- This song is about man's desire to kill and destroy. Sabbath got the idea from war stories they heard when they did a show at an American Air Force base during a tour of Europe. They wrote the song when they were in a grim deserted place in Zurich where they were playing for a small sum of money to an even smaller audience.
- The original name for the song was "Walpurgis," which is a festival with origins in Paganism and Witchcraft. Ozzy released the original version on his 1997 album The Ozzman Cometh.
- The band wanted to use this as the title of the album, but the record company thought it was too controversial and made them use "Paranoid," another song on the album, instead.
- This is one of many Black Sabbath songs that is often misinterpreted as evil. The song speaks out against the horrors of war.

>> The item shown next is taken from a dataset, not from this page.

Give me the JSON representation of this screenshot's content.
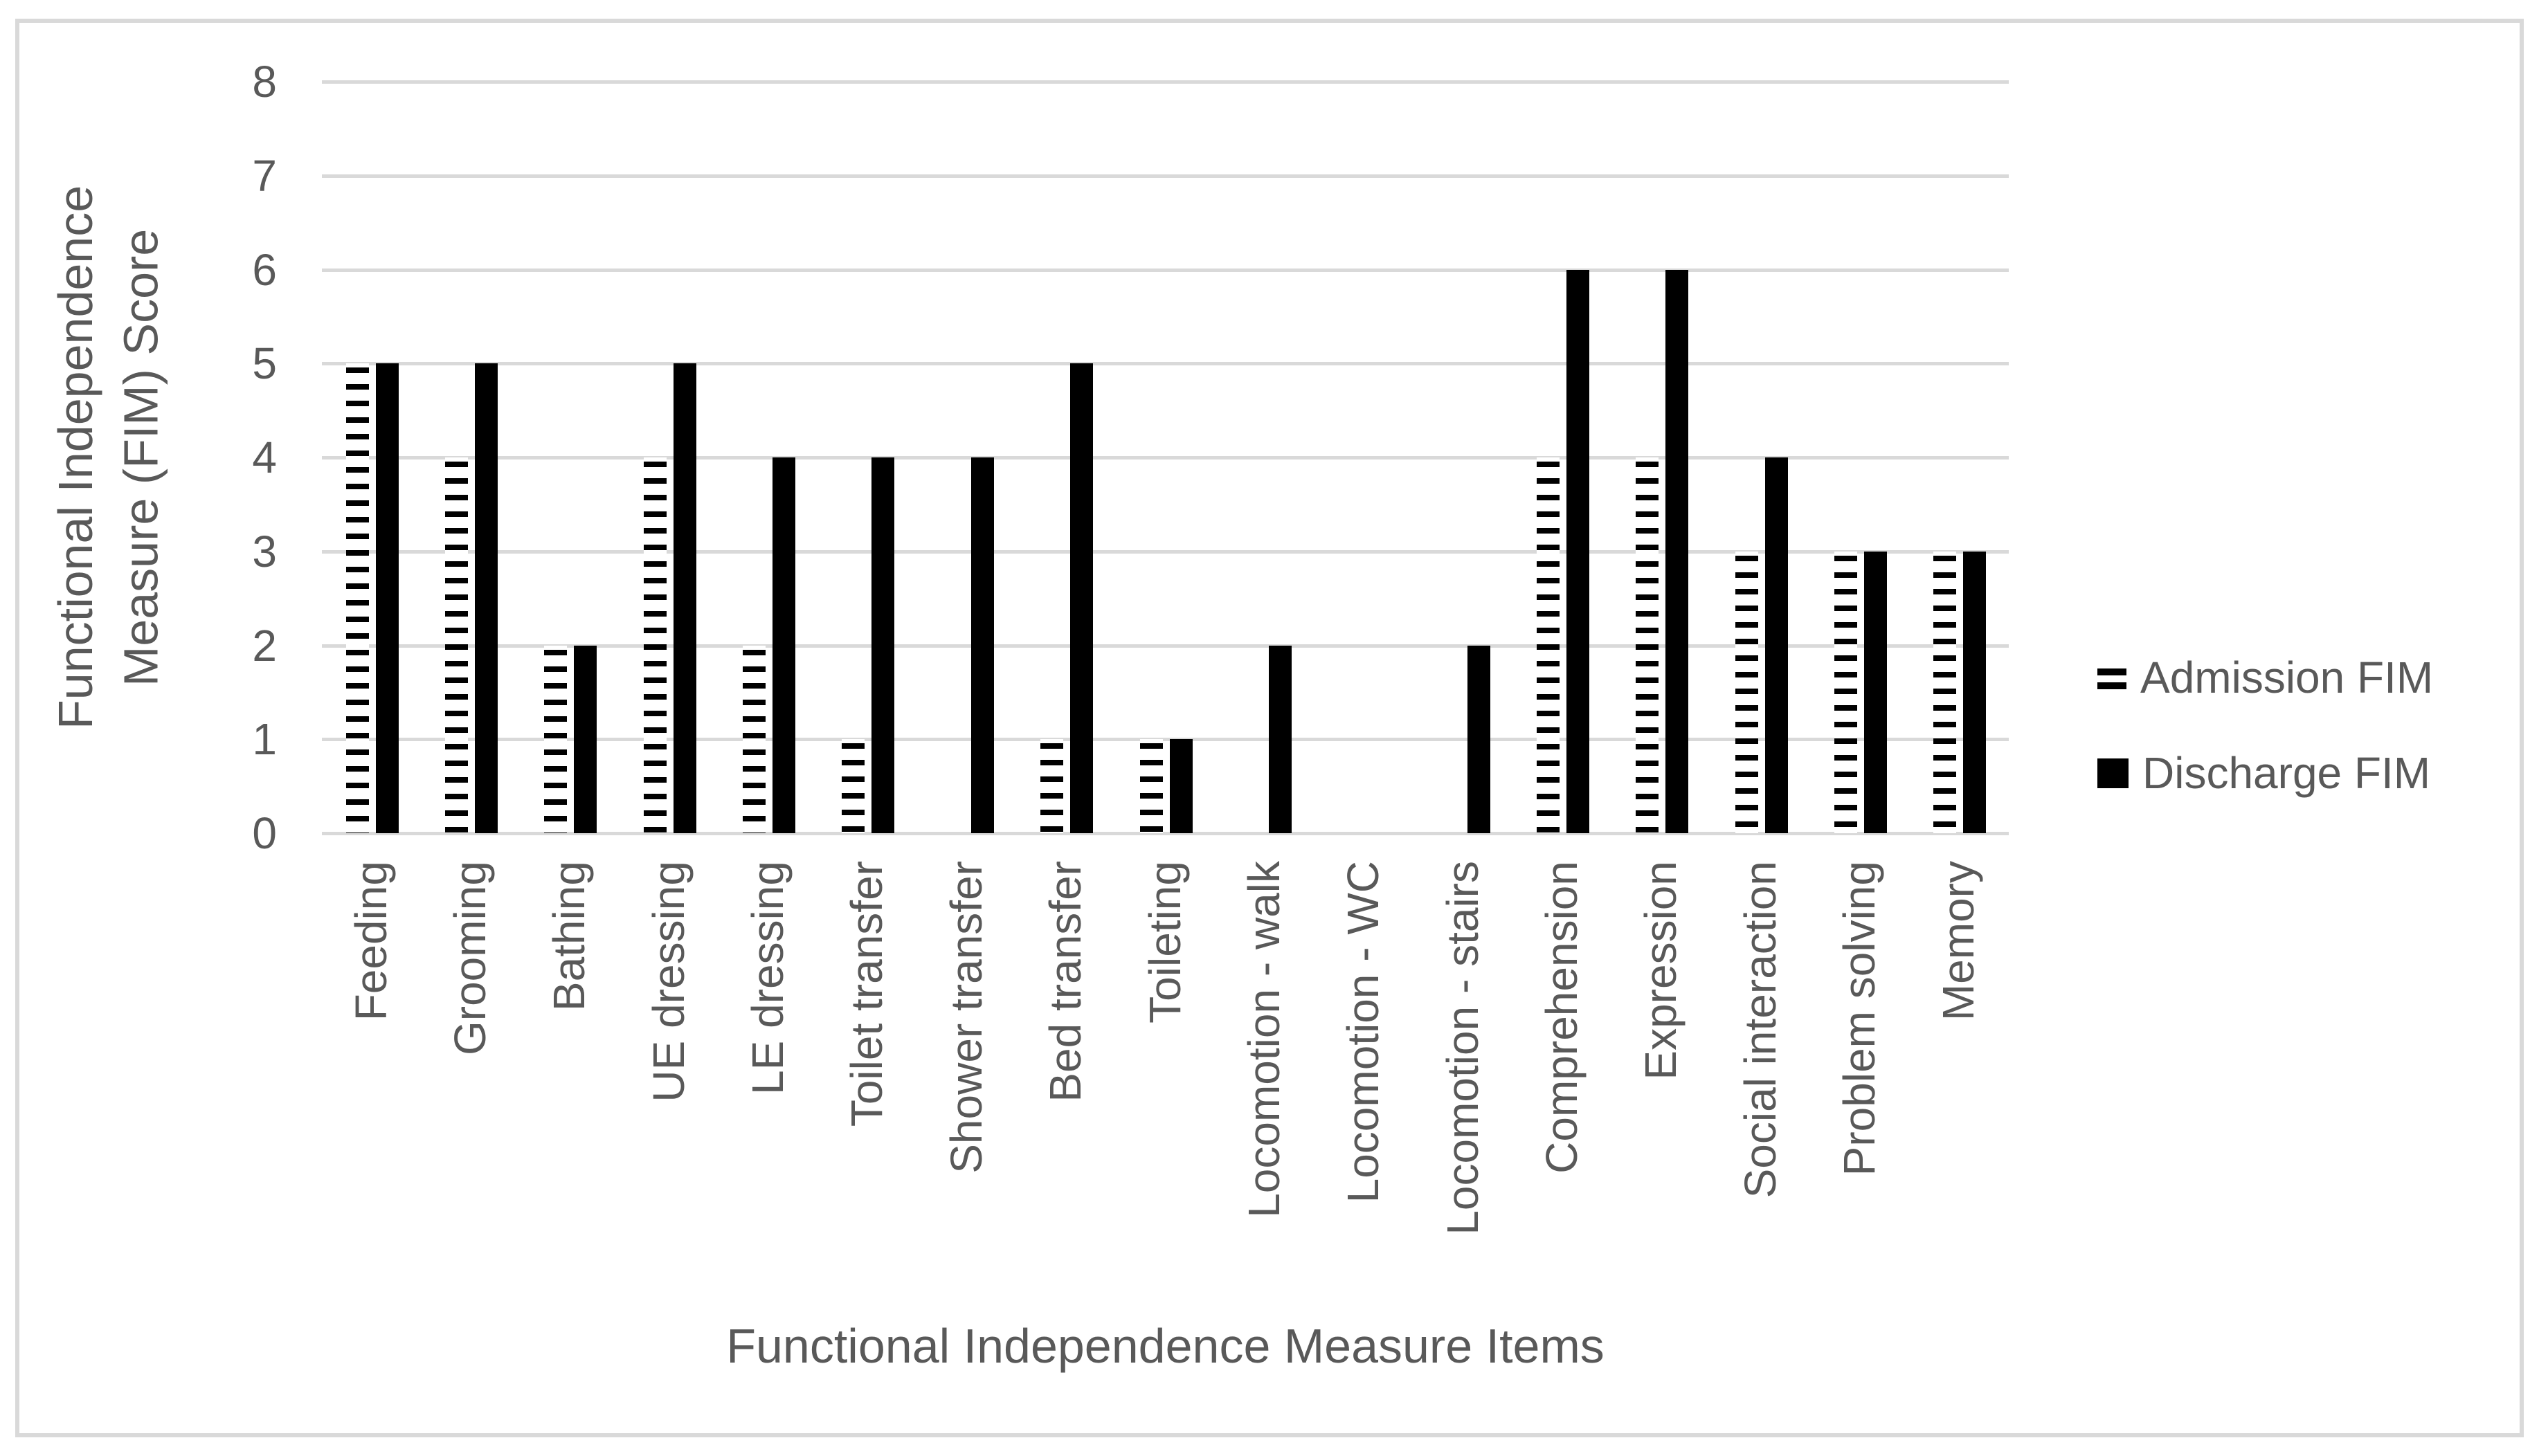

- On the US albums, this is listed as "War Pigs/Luke's Wall." "Luke's Wall" is another name for the end of the song.
- The song starts with the lyric, "Generals gathered in their masses. Just like witches at black masses." Bassist and lyricist Geezer Butler was asked during a 2013 interview with Spin magazine why he used "masses" twice rather than coming up with a different word. "I just couldn't think of anything else to rhyme with it," he admitted. "And a lot of the old Victorian poets used to do stuff like that - rhyming the same word together. It didn't really bother me. It wasn't a lesson in poetry or anything."
- The song was inspired by the Vietnam War. Geezer Butler recalled to Mojo in 2017: "Britain was on the verge of being brought into it, there was protests in the street, all kinds of anti -Vietnam things going on. War is the real Satanism. Politicians are the real Satanists. That's what I was trying to say."